She Never Wanted Anyone More
Jada, a very intellectually orientated lecturer for modern philosophy from Virginia, visits her school friend Andy, now a successful Atlanta lawyer and his wife Kathy who owns an art gallery. A surprise visitor arrives, Kyle, Kathy’s best friend’s brother who has just returned stateside from deployment.
The sexy, masculine Marine SpecOps officer and the pacifist philosophy lecturer don’t get on at all at first, but at the same time, Jada cannot deny the attraction she feels for the charismatic warrior. When she meets him in a bar back home in Virginia where both find themselves in the company of their respective friends, a crisis occurs and instinctively, Jada turns to Kyle for help. After Kyle and his Marine team save the day, she gains a different perspective on military men and spiritual shamans and when she finds herself sharing a bed with him, she wishes he wasn’t such a gentleman after all.
Kyle needs Jada’s help in turn and when she agrees to help, a web of conspiracy and lies leaves her in despair and just as she thought, she has finally got Kyle, he leaves for good. In her despair, she turns to her friends in Atlanta and is confronted with Kyle and his team of Marines once again.
Will Jada get over her heartache and is there another chance at happiness for her and Kyle after all?
The Book's Creation
Where I’d looked at a map before to determine some general geographic guidelines, this time, I sat down and worked out an entire plan with US Marine military bases and universities, travel and the whole shebang in a different location again. So I found the perfect spots and although the female protagonist, Jada, commences the story in beautiful Georgia, she is only visiting and meets Kyle who is also from Virginia, only visiting. They end up under the same roof for a week and I had so much fun working out the opposing forces in the characters.
I usually like to write storylines where both parties have different strength and weaknesses to bring into a relationship, but this time, I really played on all the prejudices. Jada, the pacifist university lecturer of philosophy behaves very aggressive towards Kyle who is all peaceful gentleman. It takes a while, however, until Jada begins to trust him not to chop her head off from a PTSD-induced mental breakdown.
When she finally believes Kyle that he is not suffering from PTSD and he actually saves her from a very mismatched “Sandal Guru,” for which she saves him right back from “Plastic Boops,” she begins to appreciate his manners and character more and finally falls in love with him. By then, however, she is friend-zoned and has to suffer through a night in the same bed with Kyle without him touching her at all, even though he has just literally saved her life.

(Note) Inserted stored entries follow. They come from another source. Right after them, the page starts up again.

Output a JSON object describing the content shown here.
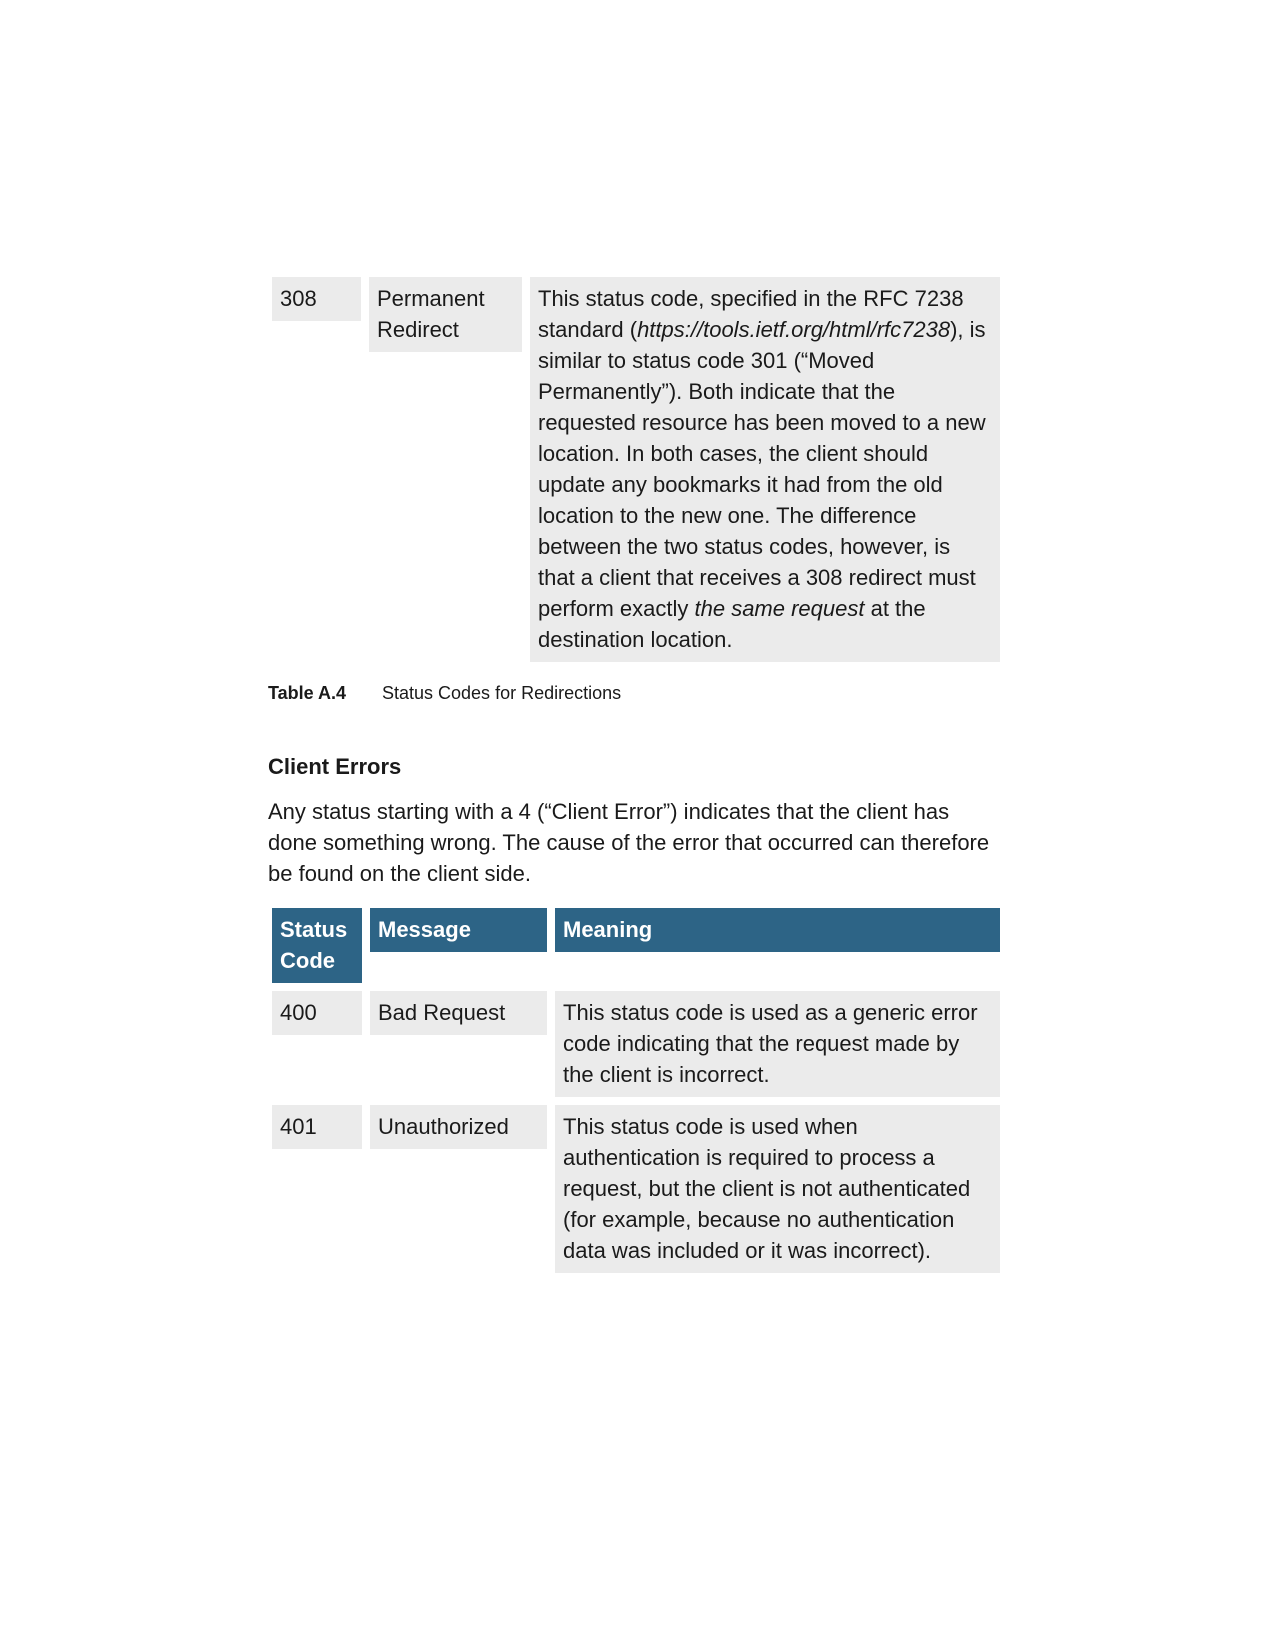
{
  "table_a4": {
    "row_308": {
      "code": "308",
      "message_line1": "Permanent",
      "message_line2": "Redirect",
      "meaning_part1": "This status code, specified in the RFC 7238 standard (",
      "meaning_link": "https://tools.ietf.org/html/rfc7238",
      "meaning_part2": "), is similar to status code 301 (“Moved Permanently”). Both indicate that the requested resource has been moved to a new location. In both cases, the client should update any bookmarks it had from the old location to the new one. The difference between the two status codes, however, is that a client that receives a 308 redirect must perform exactly ",
      "meaning_emphasis": "the same request",
      "meaning_part3": " at the destination location."
    },
    "caption_number": "Table A.4",
    "caption_text": "Status Codes for Redirections"
  },
  "client_errors": {
    "heading": "Client Errors",
    "intro": "Any status starting with a 4 (“Client Error”) indicates that the client has done something wrong. The cause of the error that occurred can therefore be found on the client side."
  },
  "table_a5": {
    "headers": {
      "code_line1": "Status",
      "code_line2": "Code",
      "message": "Message",
      "meaning": "Meaning"
    },
    "rows": [
      {
        "code": "400",
        "message": "Bad Request",
        "meaning": "This status code is used as a generic error code indicating that the request made by the client is incorrect."
      },
      {
        "code": "401",
        "message": "Unauthorized",
        "meaning": "This status code is used when authentication is required to process a request, but the client is not authenticated (for example, because no authentication data was included or it was incorrect)."
      }
    ]
  },
  "colors": {
    "header_bg": "#2d6486",
    "cell_bg": "#ebebeb"
  }
}
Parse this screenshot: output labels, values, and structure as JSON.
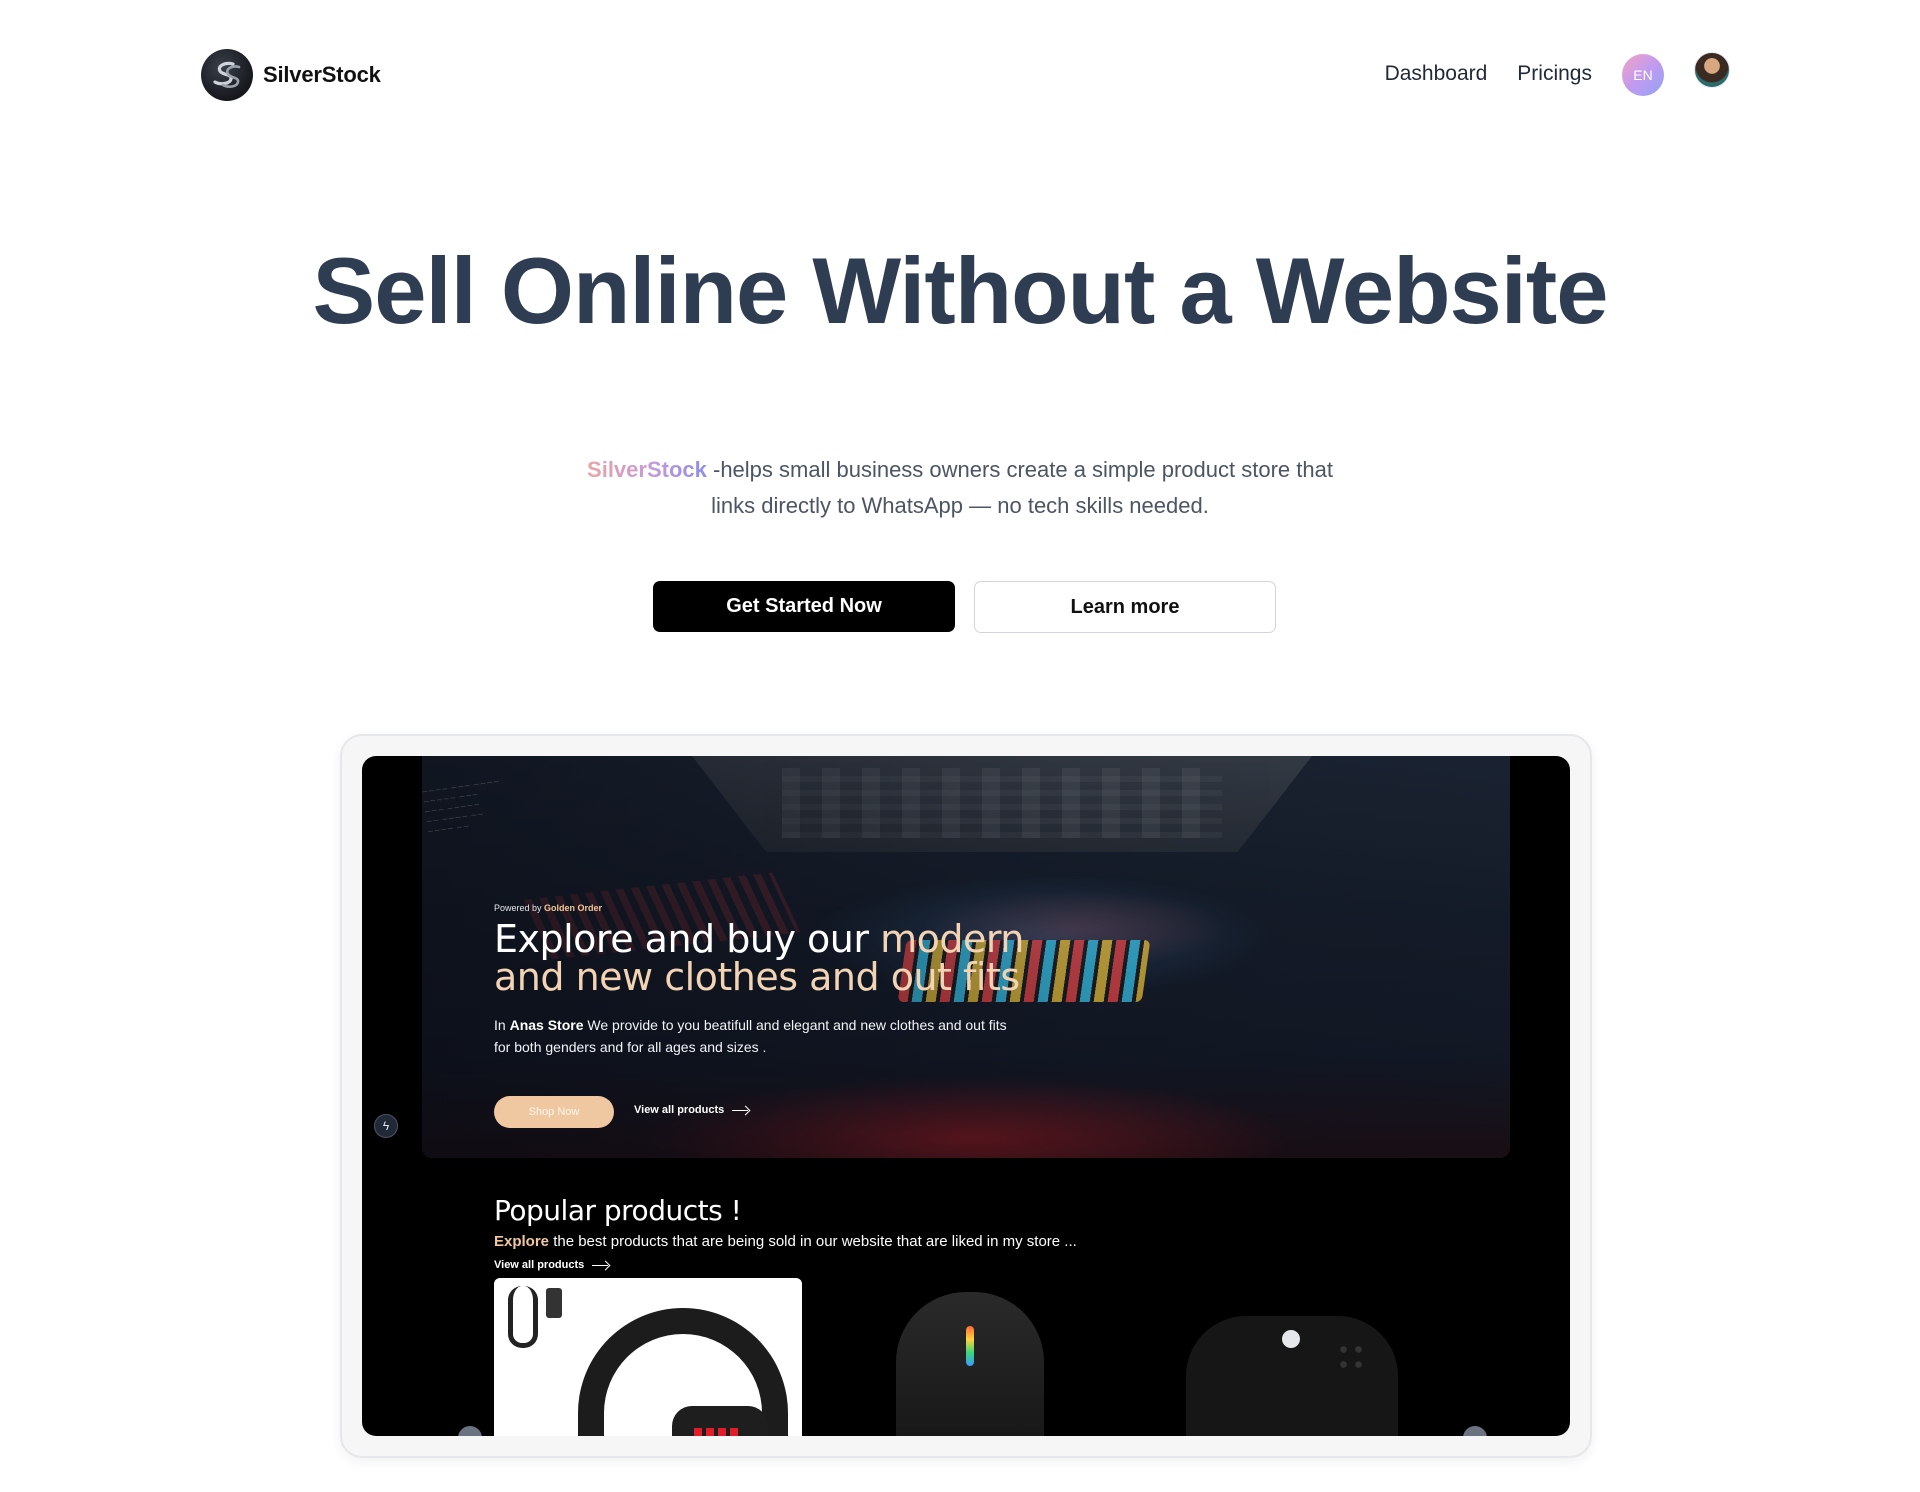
{
  "brand": {
    "name": "SilverStock",
    "logo_icon": "ss-monogram-icon"
  },
  "nav": {
    "links": [
      "Dashboard",
      "Pricings"
    ],
    "language": "EN",
    "avatar_icon": "user-avatar"
  },
  "hero": {
    "title": "Sell Online Without a Website",
    "subtitle_brand": "SilverStock",
    "subtitle_rest": " -helps small business owners create a simple product store that links directly to WhatsApp — no tech skills needed.",
    "primary_cta": "Get Started Now",
    "secondary_cta": "Learn more"
  },
  "preview": {
    "powered_prefix": "Powered by ",
    "powered_by": "Golden Order",
    "banner_title_plain": "Explore and buy our ",
    "banner_title_accent": "modern and new clothes and out fits",
    "banner_desc_prefix": "In ",
    "banner_desc_store": "Anas Store",
    "banner_desc_rest": " We provide to you beatifull and elegant and new clothes and out fits for both genders and for all ages and sizes .",
    "shop_button": "Shop Now",
    "view_all_banner": "View all products",
    "popular_title": "Popular products !",
    "popular_sub_accent": "Explore",
    "popular_sub_rest": " the best products that are being sold in our website that are liked in my store ...",
    "view_all_popular": "View all products",
    "bolt_icon": "bolt-icon",
    "products": [
      "headset-image",
      "mouse-image",
      "controller-image"
    ]
  },
  "colors": {
    "heading": "#2f3d52",
    "accent_peach": "#f2c89b",
    "primary_button": "#000000"
  }
}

All could be well when they finally get together after all, if there weren’t some complications and Kyle messing things up all over again. During another trip to Georgia, the characters of Sandal Guru and Plastic Boops reappear and cause some more hilarity. Sandal Guru is based on a person I had personally met some years back who pretends to be a holier-than-though Buddhist vegan but is extremely judgemental towards others. And I dislike bigotry strongly.
I couldn’t help but poke fun at the fake guru and the girl’s character “Plastic Boops” after I had just seen a documentary on gold-digging young women who had nothing else to do in their lives but to let their men pay their way, meaning plastic surgeries, designer clothes and luxury houses and holidays. Again, on the surface, these two people seem better paired up with the two main protagonists, rather than each other, but things are never what they seem once you scratch the surface and go a little deeper.
I won’t go into more details, but I love this book not only for its humour, but to show that “Opposites Attract” is not merely a saying, but that once we look more closely and are prepared to dive in more deeply, we may find more commonalities with those we thought were our complete opposites in all respects and that it is quite possible to sometimes encounter others who seem to be very similar to us on the surface but can be quite different when the shine wears off. Thus, we need to pay heed to not allow our prejudices condemn a person only because he or she belongs to a certain group, and that it will do well for us to take a closer look and only judge a person’s value in our lives when we’ve seen what their individual characters are.
As Dr. Martin Luther King said in his possibly most famous speech, which brings tears to my eyes each time I hear or watch it again, (yes, I’m soppy that way), “I have a dream!”